In some instances it is because of staffing shortages - many were using students as temporary workers but some of them have now returned to university - and in some cases because the labs were simply not prepared for the surge in demand to come so early.
Even so, the system is already proving enormously expensive. According to a DHSC source, the average cost of a test is around £100. A crude calculation would suggest that £2bn has already been spent on tests alone. If it has to function close to capacity for the next six months, the cost of those tests will be beyond £8bn.
In other words, despite having been given one of the most generous allowances of any part of government, the test and trace system may well have burnt through its entire budget by next spring.
That adds another headache: cost.
While Chancellor Rishi Sunak has committed that test and trace will get all the resources it needs, eyebrows are being raised at the Treasury about how quickly that money is being spent, and whether there has been any thought given to value for taxpayers' funds.
They worry about how much is being committed to unreliable new testing methods that might have little hope of success. Most of all, though, they worry about the system's failure to prevent a second nationwide lockdown.
Within the DHSC, there are growing nerves about the next few weeks. The promising news is that in Spain and France the authorities appear to be bringing the disease under some degree of control - though it is still early days.
However, neither of those countries have the same issues Britain is having with testing.
If, as expected, the system remains at capacity with widespread rationing in the coming weeks, there are two consequences.
The first is unnerving: to some extent we will be in the dark about the speed the disease is spreading.

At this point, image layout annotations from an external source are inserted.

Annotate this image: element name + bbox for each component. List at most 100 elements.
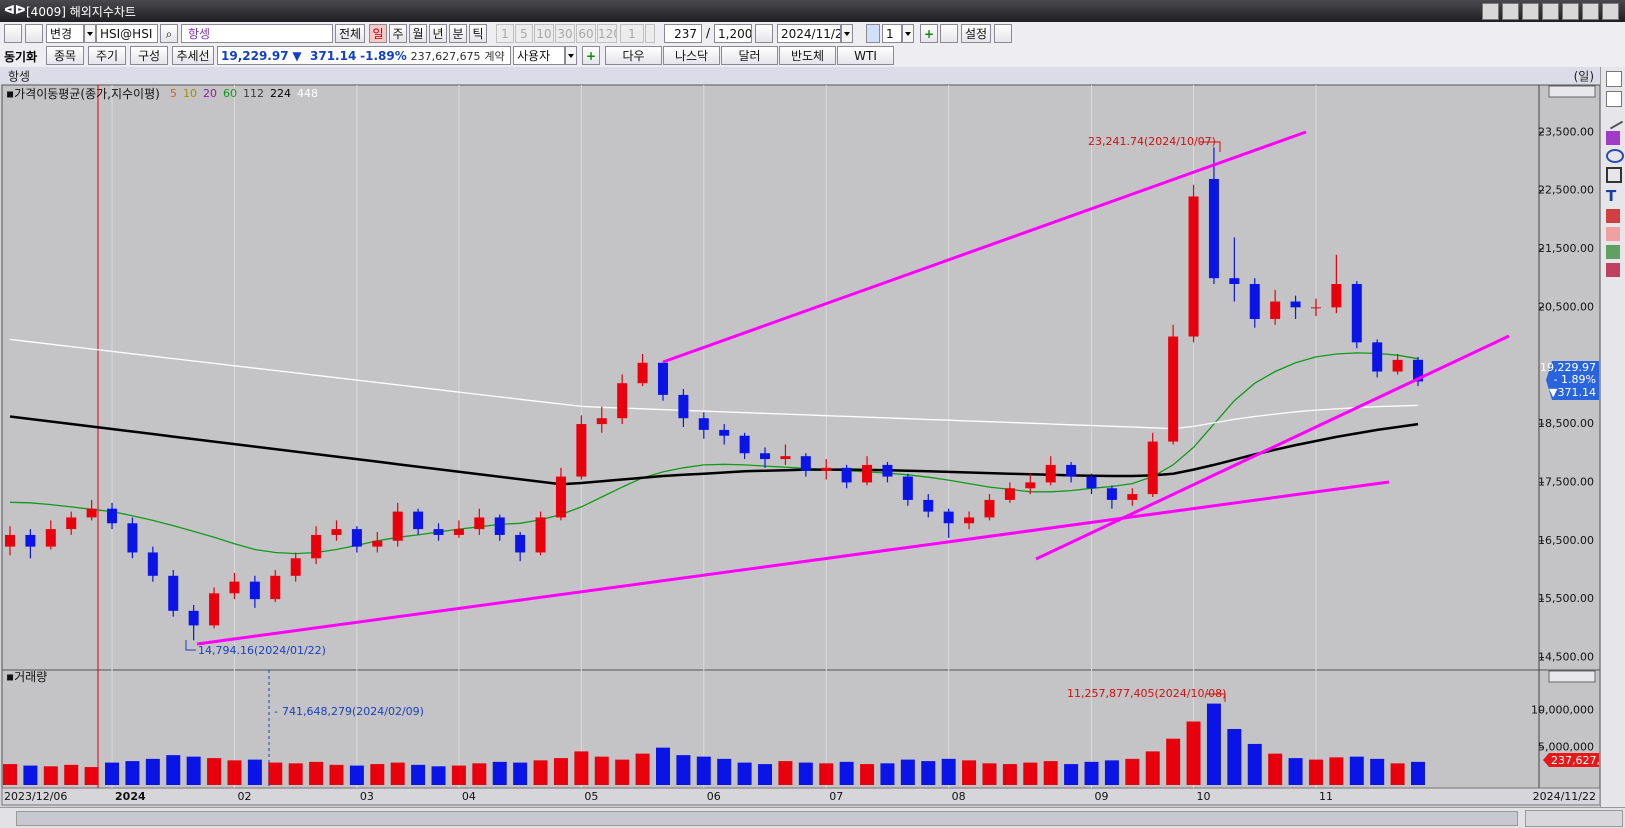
- volume-bar: [1104, 760, 1119, 785]
- toolbar-row2: 동기화 종목 주기 구성 추세선 19,229.97 ▼ 371.14 -1.8…: [0, 45, 1625, 67]
- interval-button[interactable]: 30: [555, 24, 575, 43]
- index-button[interactable]: 달러: [721, 46, 778, 65]
- icon-button[interactable]: [755, 24, 773, 43]
- interval-button[interactable]: 1: [496, 24, 514, 43]
- window-button[interactable]: [1522, 3, 1539, 20]
- unit-input[interactable]: 1: [620, 24, 644, 43]
- dropdown-arrow[interactable]: [902, 24, 914, 43]
- icon-button[interactable]: [25, 24, 43, 43]
- volume-bar: [860, 764, 875, 785]
- tool-icon[interactable]: [1602, 108, 1624, 130]
- window-button[interactable]: [1582, 3, 1599, 20]
- change-select[interactable]: 변경: [46, 24, 84, 43]
- tool-button[interactable]: 추세선: [172, 46, 214, 65]
- y-tick-label: 14,500.00: [1538, 650, 1594, 663]
- volume-bar: [982, 763, 997, 785]
- tool-icon[interactable]: [1606, 149, 1624, 163]
- x-tick-label: 02: [237, 790, 251, 803]
- shown-count[interactable]: 237: [664, 24, 702, 43]
- dropdown-arrow[interactable]: [565, 46, 577, 65]
- spinner[interactable]: [645, 24, 655, 43]
- legend-entry: 112: [243, 87, 264, 100]
- tool-icon[interactable]: [1606, 71, 1622, 87]
- interval-button[interactable]: 5: [515, 24, 533, 43]
- moving-average-line: [9, 338, 1419, 430]
- tool-icon[interactable]: T: [1606, 187, 1617, 205]
- window-button[interactable]: [1562, 3, 1579, 20]
- trend-line[interactable]: [1035, 334, 1510, 561]
- window-title: [4009] 해외지수차트: [26, 5, 136, 19]
- candle-body: [780, 456, 791, 460]
- scrollbar[interactable]: [0, 807, 1625, 828]
- volume-bar: [758, 764, 773, 785]
- interval-button[interactable]: 60: [576, 24, 596, 43]
- window-button[interactable]: [1542, 3, 1559, 20]
- code-input[interactable]: HSI@HSI: [96, 24, 158, 43]
- icon-button[interactable]: [4, 24, 22, 43]
- candle-body: [392, 511, 403, 541]
- panel-buttons[interactable]: [1548, 670, 1596, 683]
- candle-body: [739, 435, 750, 454]
- add-button[interactable]: +: [582, 46, 600, 65]
- all-button[interactable]: 전체: [335, 24, 365, 43]
- tool-icon[interactable]: [1606, 167, 1622, 183]
- tool-icon[interactable]: [1606, 263, 1620, 277]
- tool-button[interactable]: 주기: [88, 46, 126, 65]
- dropdown-arrow[interactable]: [84, 24, 96, 43]
- window-button[interactable]: [1502, 3, 1519, 20]
- icon-button[interactable]: [994, 24, 1012, 43]
- candle-body: [127, 523, 138, 553]
- candle-body: [433, 529, 444, 535]
- index-button[interactable]: 다우: [605, 46, 662, 65]
- candle-body: [229, 581, 240, 594]
- interval-button[interactable]: 120: [597, 24, 617, 43]
- y-tick-label: 20,500.00: [1538, 300, 1594, 313]
- user-select[interactable]: 사용자: [513, 46, 565, 65]
- tool-icon[interactable]: [1606, 245, 1620, 259]
- tool-button[interactable]: 종목: [46, 46, 84, 65]
- settings-button[interactable]: 설정: [961, 24, 991, 43]
- index-button[interactable]: WTI: [837, 46, 894, 65]
- panel-buttons[interactable]: [1548, 85, 1596, 98]
- dropdown-arrow[interactable]: [841, 24, 853, 43]
- tool-icon[interactable]: [1606, 209, 1620, 223]
- index-button[interactable]: 반도체: [779, 46, 836, 65]
- volume-bar: [737, 762, 752, 785]
- tool-icon[interactable]: [1606, 227, 1620, 241]
- period-button[interactable]: 일: [369, 24, 387, 43]
- trend-line[interactable]: [196, 480, 1390, 646]
- volume-bar: [411, 764, 426, 785]
- tool-icon[interactable]: [1606, 91, 1622, 107]
- volume-bar: [1002, 764, 1017, 785]
- trend-line[interactable]: [662, 130, 1307, 364]
- period-button[interactable]: 월: [409, 24, 427, 43]
- zoom-buttons[interactable]: [1525, 810, 1623, 827]
- name-input[interactable]: 항셍: [181, 24, 333, 43]
- icon-button[interactable]: [940, 24, 958, 43]
- search-button[interactable]: ⌕: [160, 24, 178, 43]
- candle-body: [984, 499, 995, 518]
- candle-body: [882, 464, 893, 477]
- checkbox[interactable]: [866, 24, 880, 43]
- period-button[interactable]: 주: [389, 24, 407, 43]
- date-input[interactable]: 2024/11/22: [777, 24, 841, 43]
- total-count[interactable]: 1,200: [714, 24, 752, 43]
- candle-body: [1331, 284, 1342, 308]
- volume-bar: [1043, 761, 1058, 785]
- interval-button[interactable]: 10: [534, 24, 554, 43]
- window-button[interactable]: [1602, 3, 1619, 20]
- tool-button[interactable]: 구성: [130, 46, 168, 65]
- window-button[interactable]: [1482, 3, 1499, 20]
- period-button[interactable]: 년: [429, 24, 447, 43]
- period-button[interactable]: 틱: [469, 24, 487, 43]
- period-button[interactable]: 분: [449, 24, 467, 43]
- tool-icon[interactable]: [1606, 131, 1620, 145]
- volume-bar: [594, 756, 609, 785]
- candle-body: [964, 517, 975, 524]
- scroll-thumb[interactable]: [16, 811, 1518, 826]
- legend-title: ▪가격이동평균(종가,지수이평): [6, 87, 160, 101]
- add-button[interactable]: +: [920, 24, 938, 43]
- legend-entry: 5: [170, 87, 177, 100]
- multiplier-input[interactable]: 1: [882, 24, 902, 43]
- index-button[interactable]: 나스닥: [663, 46, 720, 65]
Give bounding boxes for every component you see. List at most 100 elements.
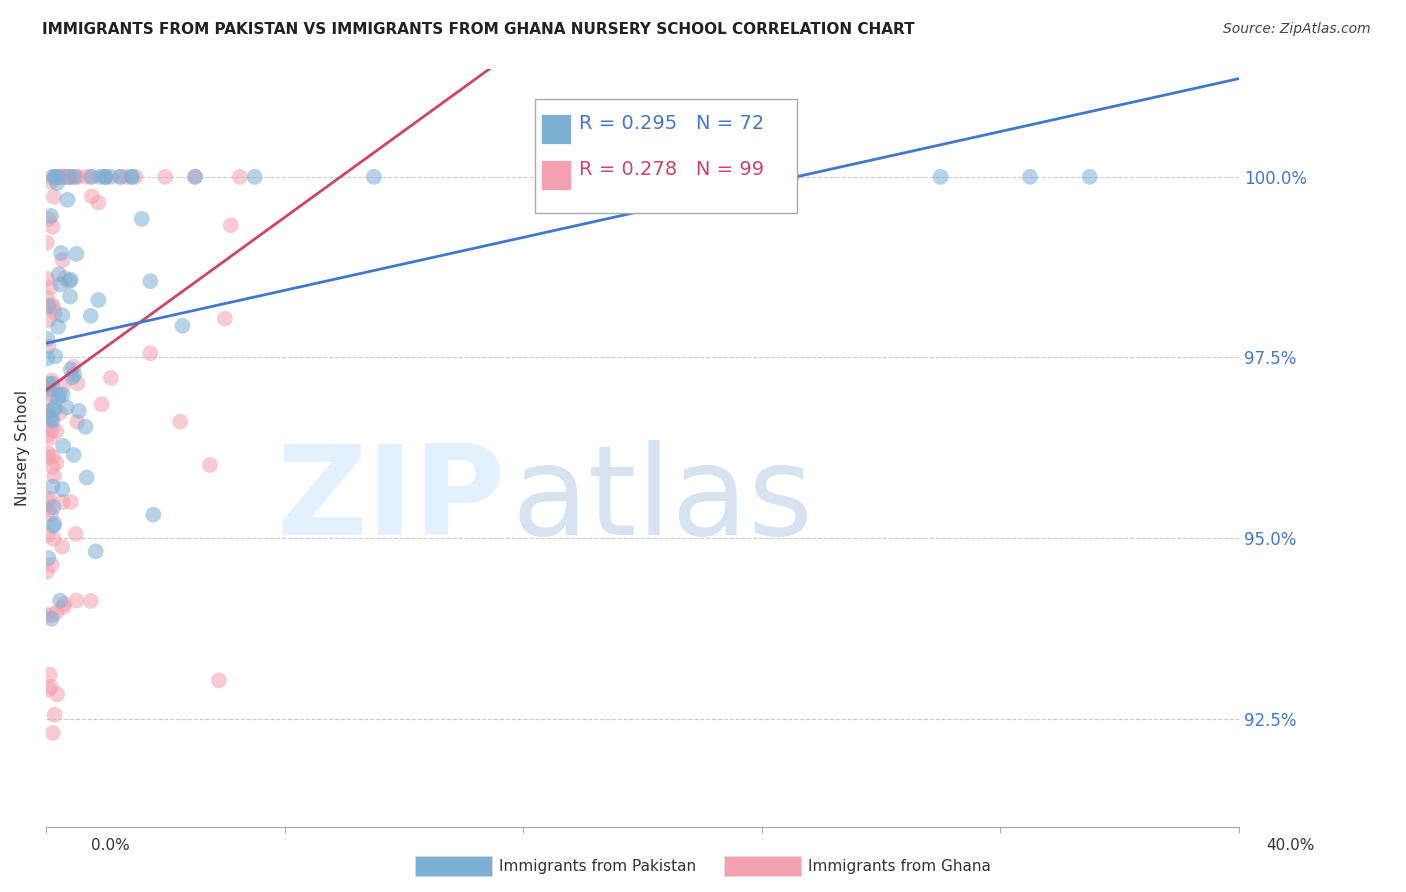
Point [41,558,63,572]
Point [44,402,66,417]
Point [49,406,72,420]
Point [39,209,62,223]
Point [49,277,72,292]
Point [52,253,75,268]
Point [66,376,89,391]
Point [115,169,138,184]
Point [45,456,67,470]
FancyBboxPatch shape [536,99,797,212]
Point [46,319,69,334]
Point [184,169,207,184]
Point [37,446,59,460]
Point [35,271,58,285]
Point [53,271,76,285]
Point [44,349,66,363]
Point [87,293,110,307]
Point [80,189,103,203]
Point [37,450,59,464]
Point [37,528,59,542]
Point [42,301,65,315]
Point [48,169,70,184]
Point [58,274,80,288]
Point [51,482,73,496]
Point [631,169,654,184]
Point [1019,169,1042,184]
Point [41,374,63,388]
Point [44,306,66,320]
Point [39,431,62,445]
Point [66,415,89,429]
Text: R = 0.278   N = 99: R = 0.278 N = 99 [579,160,765,179]
Point [38,212,60,227]
Point [363,169,385,184]
Point [90,397,112,411]
Point [52,387,75,401]
Point [41,414,63,428]
Point [48,388,70,402]
Text: 0.0%: 0.0% [91,838,131,854]
Point [37,351,59,366]
Text: Source: ZipAtlas.com: Source: ZipAtlas.com [1223,22,1371,37]
Point [35,428,58,442]
Point [38,502,60,516]
Point [76,470,98,484]
Point [37,494,59,508]
Point [62,448,84,462]
Point [59,495,82,509]
Text: R = 0.295   N = 72: R = 0.295 N = 72 [579,114,765,134]
Point [38,383,60,397]
Point [59,289,82,303]
Point [42,450,65,464]
Point [55,401,77,415]
Point [80,594,103,608]
Point [87,195,110,210]
Point [42,532,65,546]
Point [169,415,191,429]
Point [35,235,58,250]
Point [53,169,76,184]
Point [42,190,65,204]
Point [110,169,132,184]
Point [100,169,122,184]
Point [41,479,63,493]
Point [139,274,162,288]
Point [65,593,87,607]
Point [41,175,63,189]
Point [48,169,70,184]
Point [110,169,132,184]
Point [51,169,73,184]
Point [184,169,207,184]
Point [41,612,63,626]
Point [35,291,58,305]
Point [44,516,66,531]
Point [38,419,60,434]
Point [66,169,89,184]
Point [37,397,59,411]
Point [45,169,67,184]
Point [80,309,103,323]
Point [41,422,63,436]
Point [44,469,66,483]
Y-axis label: Nursery School: Nursery School [15,390,30,506]
Point [65,247,87,261]
Point [41,376,63,391]
Point [41,219,63,234]
Point [229,169,252,184]
Point [39,280,62,294]
Point [75,169,97,184]
Text: atlas: atlas [512,441,813,561]
Point [38,378,60,392]
Point [59,273,82,287]
Point [38,667,60,681]
Point [37,405,59,419]
Point [219,219,242,233]
Point [65,527,87,541]
Point [49,246,72,260]
Point [41,608,63,623]
Point [63,368,86,382]
Point [75,419,97,434]
Point [39,680,62,694]
Text: Immigrants from Ghana: Immigrants from Ghana [808,859,991,873]
Point [53,597,76,611]
Point [58,169,80,184]
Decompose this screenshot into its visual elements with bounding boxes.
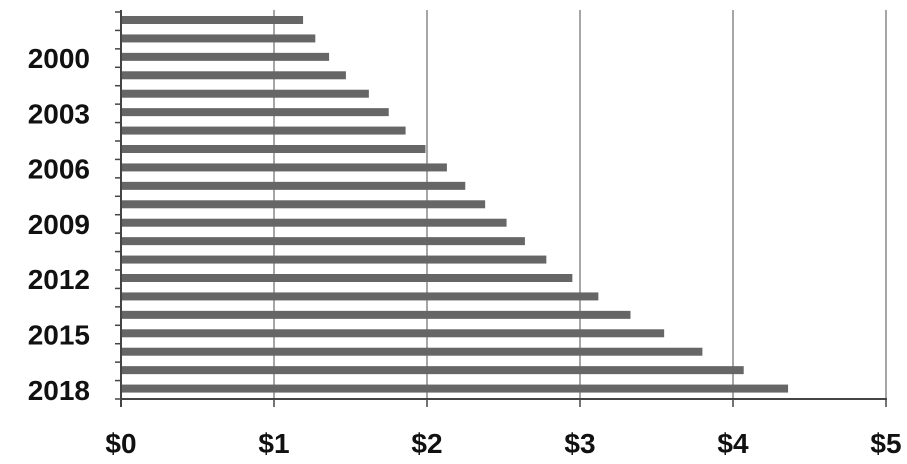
y-tick-label-2000: 2000 — [28, 43, 90, 74]
bar-2015 — [121, 329, 665, 338]
x-tick-label-4: $4 — [717, 428, 749, 459]
x-tick-label-5: $5 — [870, 428, 901, 459]
bar-2000 — [121, 52, 330, 61]
x-tick-label-0: $0 — [105, 428, 136, 459]
y-tick-label-2003: 2003 — [28, 98, 90, 129]
bar-2012 — [121, 274, 573, 282]
bars — [121, 16, 789, 393]
y-tick-label-2009: 2009 — [28, 209, 90, 240]
bar-2018 — [121, 384, 789, 393]
bar-2002 — [121, 89, 369, 98]
x-tick-label-3: $3 — [564, 428, 595, 459]
bar-2006 — [121, 163, 447, 172]
x-tick-label-1: $1 — [258, 428, 289, 459]
bar-1998 — [121, 16, 304, 24]
bar-2004 — [121, 126, 406, 135]
y-tick-label-2012: 2012 — [28, 264, 90, 295]
axes — [115, 10, 887, 407]
bar-2003 — [121, 108, 389, 117]
bar-2001 — [121, 71, 346, 80]
bar-2007 — [121, 181, 466, 190]
bar-2014 — [121, 310, 631, 319]
bar-2016 — [121, 347, 703, 356]
x-tick-label-2: $2 — [411, 428, 442, 459]
bar-2008 — [121, 200, 486, 209]
bar-2017 — [121, 366, 744, 375]
bar-2009 — [121, 218, 507, 227]
y-tick-label-2015: 2015 — [28, 320, 90, 351]
bar-2005 — [121, 145, 426, 153]
bar-2013 — [121, 292, 599, 301]
bar-2011 — [121, 255, 547, 264]
y-tick-label-2018: 2018 — [28, 375, 90, 406]
y-tick-label-2006: 2006 — [28, 154, 90, 185]
tick-labels: 2000 2003 2006 2009 2012 2015 2018 $0 $1 $2 $3 $4 $5 — [28, 43, 902, 459]
bar-2010 — [121, 237, 525, 246]
bar-1999 — [121, 34, 316, 43]
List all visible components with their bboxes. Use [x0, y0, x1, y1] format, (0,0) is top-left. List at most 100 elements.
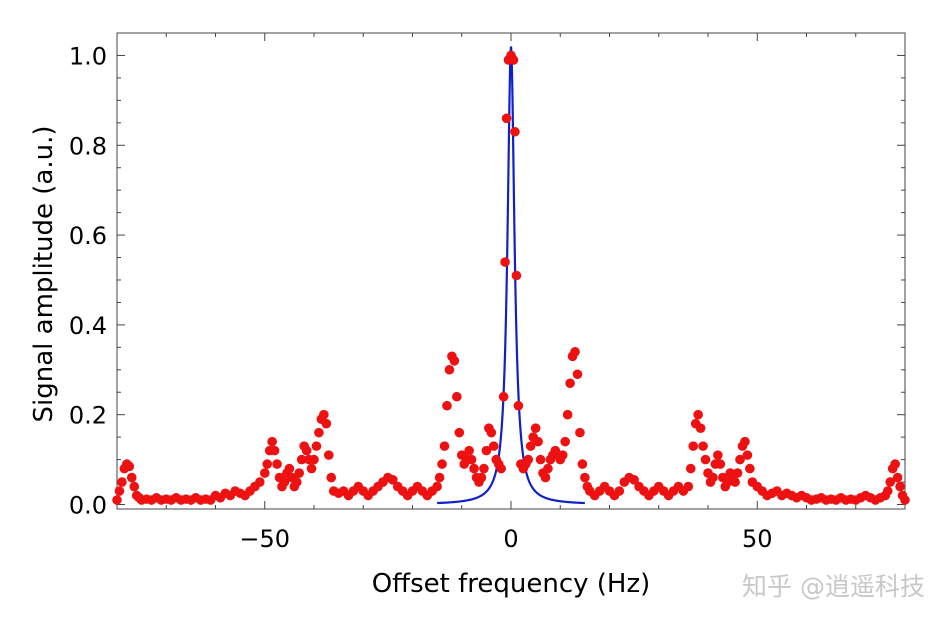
x-tick-label: 50 — [742, 525, 773, 553]
data-point — [479, 463, 489, 474]
data-point — [730, 477, 740, 487]
data-point — [314, 427, 324, 438]
x-tick-label: −50 — [239, 525, 290, 553]
data-point — [442, 400, 452, 411]
plot-frame — [116, 32, 906, 510]
data-point — [124, 461, 135, 472]
data-point — [540, 472, 551, 483]
data-point — [698, 441, 708, 451]
x-tick-label: 0 — [503, 525, 518, 553]
data-point — [715, 459, 726, 469]
data-point — [434, 472, 445, 483]
y-axis-label: Signal amplitude (a.u.) — [29, 125, 59, 422]
data-point — [129, 481, 140, 492]
data-point — [469, 463, 479, 474]
data-marks — [112, 46, 910, 505]
data-point — [523, 454, 534, 465]
data-point — [454, 427, 465, 438]
data-point — [284, 463, 295, 474]
data-point — [114, 486, 125, 496]
y-tick-label: 0.2 — [69, 402, 107, 430]
data-point — [892, 472, 903, 483]
data-point — [688, 441, 699, 451]
data-point — [535, 454, 546, 465]
data-point — [513, 400, 524, 411]
data-point — [117, 477, 127, 487]
data-point — [511, 270, 522, 281]
data-point — [562, 409, 573, 420]
data-point — [735, 454, 745, 465]
data-point — [614, 486, 625, 496]
data-point — [255, 477, 265, 487]
data-point — [570, 347, 580, 357]
data-point — [259, 468, 270, 478]
tick-group — [116, 33, 906, 509]
data-point — [279, 477, 290, 487]
data-point — [732, 468, 743, 478]
data-point — [388, 475, 398, 485]
data-point — [560, 436, 570, 447]
watermark: 知乎 @逍遥科技 — [742, 572, 925, 601]
data-point — [432, 481, 442, 492]
tick-label-group: −50 0 50 0.0 0.2 0.4 0.6 0.8 1.0 — [69, 42, 773, 553]
data-point — [437, 459, 447, 469]
data-point — [476, 472, 487, 483]
data-point — [900, 495, 910, 505]
data-point — [444, 364, 455, 375]
data-point — [267, 436, 277, 447]
fit-line — [437, 46, 585, 505]
data-point — [296, 454, 307, 465]
y-tick-label: 0.4 — [69, 312, 107, 340]
data-point — [565, 378, 575, 389]
data-point — [449, 356, 460, 366]
data-point — [496, 463, 506, 474]
data-point — [575, 427, 585, 438]
data-point — [629, 475, 639, 485]
data-point — [309, 454, 319, 465]
data-point — [508, 55, 519, 65]
data-point — [323, 450, 334, 460]
data-point — [543, 463, 553, 474]
data-point — [488, 441, 499, 451]
data-point — [685, 463, 696, 474]
data-point — [693, 409, 703, 420]
data-point — [262, 459, 273, 469]
data-point — [486, 427, 497, 438]
y-tick-label: 0.8 — [69, 132, 107, 160]
data-point — [510, 126, 520, 137]
data-point — [700, 454, 711, 465]
y-tick-label: 0.6 — [69, 222, 107, 250]
data-point — [695, 423, 706, 433]
data-point — [577, 459, 588, 469]
data-point — [713, 450, 723, 460]
data-point — [533, 436, 543, 447]
x-axis-label: Offset frequency (Hz) — [372, 569, 651, 599]
data-point — [885, 477, 896, 487]
data-point — [112, 495, 122, 505]
data-point — [501, 113, 512, 124]
data-point — [269, 445, 280, 456]
data-point — [683, 481, 694, 492]
data-point — [580, 472, 590, 483]
data-point — [466, 454, 477, 465]
data-point — [301, 445, 312, 456]
data-point — [882, 486, 893, 496]
data-point — [890, 459, 900, 469]
data-point — [481, 445, 492, 456]
y-tick-label: 0.0 — [69, 492, 107, 520]
data-point — [126, 472, 137, 483]
data-point — [742, 450, 753, 460]
data-point — [525, 441, 536, 451]
data-point — [740, 436, 750, 447]
data-point — [500, 257, 510, 267]
data-point — [895, 481, 905, 492]
data-point — [439, 441, 450, 451]
data-point — [319, 409, 329, 420]
data-point — [572, 369, 583, 380]
data-point — [294, 468, 305, 478]
data-point — [557, 450, 568, 460]
data-point — [291, 477, 302, 487]
data-point — [306, 463, 317, 474]
data-point — [272, 459, 282, 469]
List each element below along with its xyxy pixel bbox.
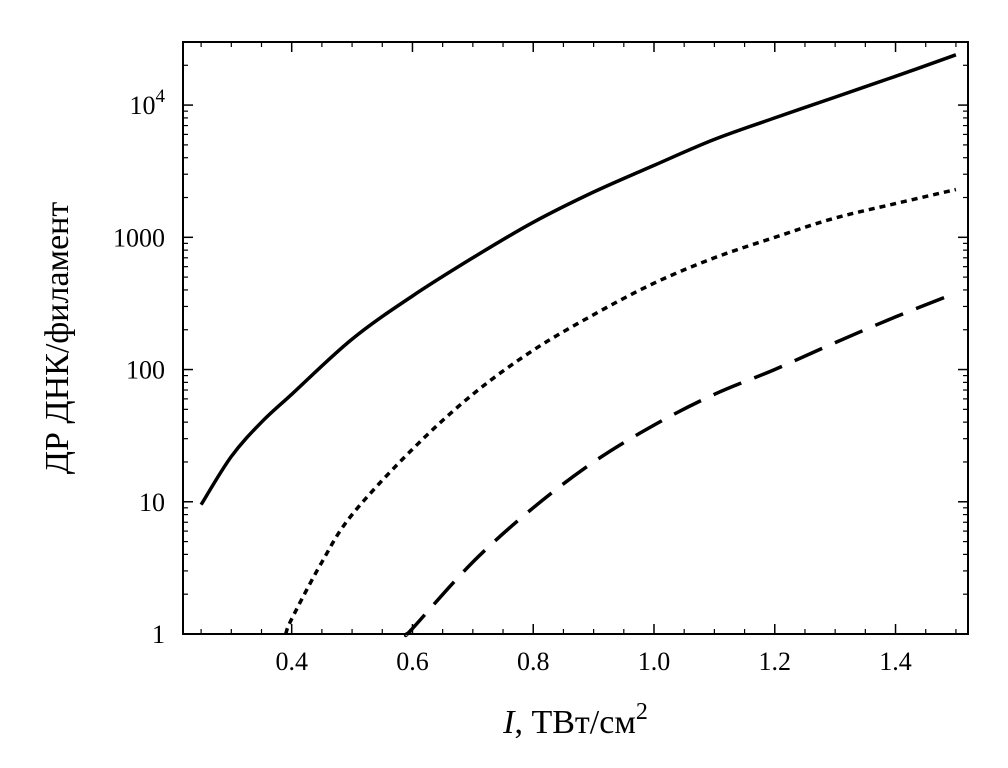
x-tick-label: 1.2	[759, 647, 792, 676]
x-tick-label: 0.8	[517, 647, 550, 676]
series-line-dashed	[403, 291, 957, 638]
y-tick-label: 1000	[113, 223, 165, 252]
x-tick-label: 1.4	[879, 647, 912, 676]
tick-labels: 0.4 0.6 0.8 1.0 1.2 1.4 1 10 100 1000 104	[113, 86, 912, 676]
x-axis-label-symbol: I	[502, 704, 516, 741]
x-tick-label: 0.4	[275, 647, 308, 676]
y-tick-label: 1	[152, 620, 165, 649]
x-axis-label-sup: 2	[636, 699, 648, 725]
x-axis-label-unit: , ТВт/см	[514, 704, 635, 741]
plot-frame	[182, 41, 969, 635]
axis-ticks	[183, 41, 968, 635]
series-group	[199, 53, 957, 638]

The daily test numbers will no longer be a fair yardstick of the spread of the disease (though other survey-based measures should give a more reliable sense of community spread).
The second prospect is much scarier: that without a means to identify and track cases, the disease will soon be at large in the community.
At that stage, the prospect of a national lockdown - or at least more regional ones - may rear its head again.
There may be further closures of pubs and restaurants. Schools would be the last to close, but nothing, according to government sources, is off the table.
Tellingly, whereas a month or two ago DHSC insiders proudly declared that test and trace was among the main defences against a second surge, these days they have changed the messaging.
Behavioural structures, such as the "rule of six", are the most important thing, they say - the first barrier against COVID-19. Test and trace, they now say, is the second line of defence.
Whether it is on the front line or some way back, this "world-beating" system, which has faced repeated crises during the pandemic, is about to confront the most challenging period of its short life.